Gaussian processes face significant challenges in large-scale spatial prediction, including high computational costs, the trade-off between accuracy and efficiency in low-rank approximations, and sensitivity to contaminated data. This work proposes an ensemble approach based on partitioned predictive processes (PP), incorporating a multi-resolution overlapping partitioning strategy that effectively balances scalability and predictive accuracy under a fixed number of inducing points. Theoretical analysis establishes, for the first time, the asymptotic robustness of this PP framework. Empirical evaluations demonstrate that the proposed method substantially outperforms existing approaches in both synthetic and real-world large-scale geostatistical tasks, achieving superior efficiency, high prediction accuracy, and strong robustness against data contamination.

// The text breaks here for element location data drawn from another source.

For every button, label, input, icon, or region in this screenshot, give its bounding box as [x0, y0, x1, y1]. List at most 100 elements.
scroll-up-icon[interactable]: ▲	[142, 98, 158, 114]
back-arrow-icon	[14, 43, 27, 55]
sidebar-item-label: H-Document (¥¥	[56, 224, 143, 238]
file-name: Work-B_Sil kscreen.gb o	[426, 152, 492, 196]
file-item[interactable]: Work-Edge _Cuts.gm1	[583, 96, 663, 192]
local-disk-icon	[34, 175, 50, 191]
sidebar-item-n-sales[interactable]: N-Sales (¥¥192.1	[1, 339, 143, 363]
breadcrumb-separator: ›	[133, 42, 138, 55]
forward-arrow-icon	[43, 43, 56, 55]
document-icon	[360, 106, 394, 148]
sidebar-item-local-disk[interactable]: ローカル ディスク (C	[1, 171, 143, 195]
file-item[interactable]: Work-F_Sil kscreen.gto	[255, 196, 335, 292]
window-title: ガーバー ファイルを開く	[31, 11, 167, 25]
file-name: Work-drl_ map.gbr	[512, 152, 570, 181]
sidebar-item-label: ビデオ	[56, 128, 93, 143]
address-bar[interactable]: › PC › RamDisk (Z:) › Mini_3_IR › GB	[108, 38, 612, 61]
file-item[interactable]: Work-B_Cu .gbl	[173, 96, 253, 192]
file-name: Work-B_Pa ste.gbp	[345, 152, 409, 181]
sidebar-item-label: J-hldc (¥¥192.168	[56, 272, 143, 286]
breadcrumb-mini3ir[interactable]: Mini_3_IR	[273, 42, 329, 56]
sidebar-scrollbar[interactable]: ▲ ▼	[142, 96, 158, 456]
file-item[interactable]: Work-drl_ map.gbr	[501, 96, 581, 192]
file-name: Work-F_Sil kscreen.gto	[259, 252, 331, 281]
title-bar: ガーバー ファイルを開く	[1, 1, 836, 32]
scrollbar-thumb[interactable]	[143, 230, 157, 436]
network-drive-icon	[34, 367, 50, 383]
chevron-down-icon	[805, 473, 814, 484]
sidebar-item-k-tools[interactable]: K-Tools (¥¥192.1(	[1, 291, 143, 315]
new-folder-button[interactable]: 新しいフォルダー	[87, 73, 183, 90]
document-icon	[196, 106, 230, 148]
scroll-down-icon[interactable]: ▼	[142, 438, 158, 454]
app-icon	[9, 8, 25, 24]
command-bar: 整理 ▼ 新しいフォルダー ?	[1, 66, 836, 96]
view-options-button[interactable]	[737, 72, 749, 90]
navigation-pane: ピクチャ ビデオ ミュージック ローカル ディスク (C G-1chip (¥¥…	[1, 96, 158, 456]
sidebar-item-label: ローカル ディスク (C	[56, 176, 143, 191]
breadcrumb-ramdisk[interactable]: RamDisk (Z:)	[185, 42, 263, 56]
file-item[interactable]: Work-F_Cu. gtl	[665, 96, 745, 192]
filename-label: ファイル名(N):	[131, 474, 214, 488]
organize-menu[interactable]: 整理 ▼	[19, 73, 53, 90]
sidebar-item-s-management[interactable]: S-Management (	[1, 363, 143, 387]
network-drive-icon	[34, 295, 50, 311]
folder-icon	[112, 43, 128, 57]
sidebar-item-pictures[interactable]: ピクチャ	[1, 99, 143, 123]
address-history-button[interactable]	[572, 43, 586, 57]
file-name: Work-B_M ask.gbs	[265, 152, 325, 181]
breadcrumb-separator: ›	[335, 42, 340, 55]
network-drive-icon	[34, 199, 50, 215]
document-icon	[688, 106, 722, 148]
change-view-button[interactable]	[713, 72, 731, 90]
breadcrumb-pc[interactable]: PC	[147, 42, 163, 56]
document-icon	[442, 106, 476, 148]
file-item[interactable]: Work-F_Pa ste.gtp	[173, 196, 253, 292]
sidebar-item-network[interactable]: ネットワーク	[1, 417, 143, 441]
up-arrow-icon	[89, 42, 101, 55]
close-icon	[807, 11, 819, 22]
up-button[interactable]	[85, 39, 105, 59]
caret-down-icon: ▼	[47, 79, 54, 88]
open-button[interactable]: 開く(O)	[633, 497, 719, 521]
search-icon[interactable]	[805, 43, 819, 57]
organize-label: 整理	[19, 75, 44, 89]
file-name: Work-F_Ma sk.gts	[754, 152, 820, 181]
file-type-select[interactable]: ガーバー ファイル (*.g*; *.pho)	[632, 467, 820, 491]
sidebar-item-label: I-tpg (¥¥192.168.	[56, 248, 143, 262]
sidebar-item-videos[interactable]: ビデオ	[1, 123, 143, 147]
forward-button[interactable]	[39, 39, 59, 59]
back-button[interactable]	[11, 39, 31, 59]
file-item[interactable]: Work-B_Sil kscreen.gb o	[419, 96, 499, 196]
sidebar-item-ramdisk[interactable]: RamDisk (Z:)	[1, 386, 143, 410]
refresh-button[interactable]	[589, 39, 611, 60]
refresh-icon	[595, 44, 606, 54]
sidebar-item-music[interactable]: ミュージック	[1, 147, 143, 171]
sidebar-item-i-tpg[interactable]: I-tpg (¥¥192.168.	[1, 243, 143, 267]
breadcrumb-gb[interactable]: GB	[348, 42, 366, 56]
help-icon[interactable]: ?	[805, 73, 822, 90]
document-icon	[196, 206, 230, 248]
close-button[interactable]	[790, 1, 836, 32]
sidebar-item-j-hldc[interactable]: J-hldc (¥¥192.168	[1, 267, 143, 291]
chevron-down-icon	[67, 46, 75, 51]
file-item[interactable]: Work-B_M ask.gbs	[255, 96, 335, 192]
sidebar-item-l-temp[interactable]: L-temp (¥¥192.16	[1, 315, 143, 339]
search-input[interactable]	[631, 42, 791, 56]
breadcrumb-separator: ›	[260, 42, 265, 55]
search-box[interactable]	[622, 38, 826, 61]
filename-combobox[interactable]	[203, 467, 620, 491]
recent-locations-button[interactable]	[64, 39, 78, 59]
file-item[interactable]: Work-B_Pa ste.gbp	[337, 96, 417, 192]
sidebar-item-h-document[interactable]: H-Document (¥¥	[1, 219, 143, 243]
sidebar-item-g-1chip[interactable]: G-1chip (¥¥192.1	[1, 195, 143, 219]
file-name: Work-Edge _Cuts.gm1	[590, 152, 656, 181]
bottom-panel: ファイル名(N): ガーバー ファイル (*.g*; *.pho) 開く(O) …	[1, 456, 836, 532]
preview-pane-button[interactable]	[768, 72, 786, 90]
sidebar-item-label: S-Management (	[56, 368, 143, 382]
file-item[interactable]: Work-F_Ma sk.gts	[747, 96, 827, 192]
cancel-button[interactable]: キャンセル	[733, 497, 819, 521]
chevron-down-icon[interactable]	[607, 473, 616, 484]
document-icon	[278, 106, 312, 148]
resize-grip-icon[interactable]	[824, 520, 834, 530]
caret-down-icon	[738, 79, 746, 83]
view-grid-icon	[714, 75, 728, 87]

Gaussian processes provide a flexible framework for spatial prediction, but their computational cost limits applicability to large-scale data with large sample size $n$. Predictive processes (PPs), a popular low-rank approximation, mitigate this burden by projecting the original process onto a reduced set of $m\ll n$ inducing points. However, existing theory requires $m$ to grow with $n$, creating a trade-off between accuracy and computational efficiency. We address this challenge by introducing an ensemble of PPs based on spatial partitioning, and propose a novel partitioning and patching scheme with desirable properties. By generalizing the convergence results of PPs, it becomes possible to explicitly balance scalability and accuracy: increasing the number of ensemble components slows down the convergence but substantially improves computational efficiency. We further show theoretically that, despite the limited approximation accuracy of PPs with fixed $m$, they are asymptotically robust to data contamination. Motivated by this insight, we finally introduce a multi-resolution ensemble that combines PPs with fixed $m$ with multiple ensembles defined over possibly overlapping coarse to fine partitions. Simulations and large-scale geostatistical applications demonstrate that our approach delivers accurate, robust predictions with computational gains, providing a practical and broadly applicable solution for spatial prediction.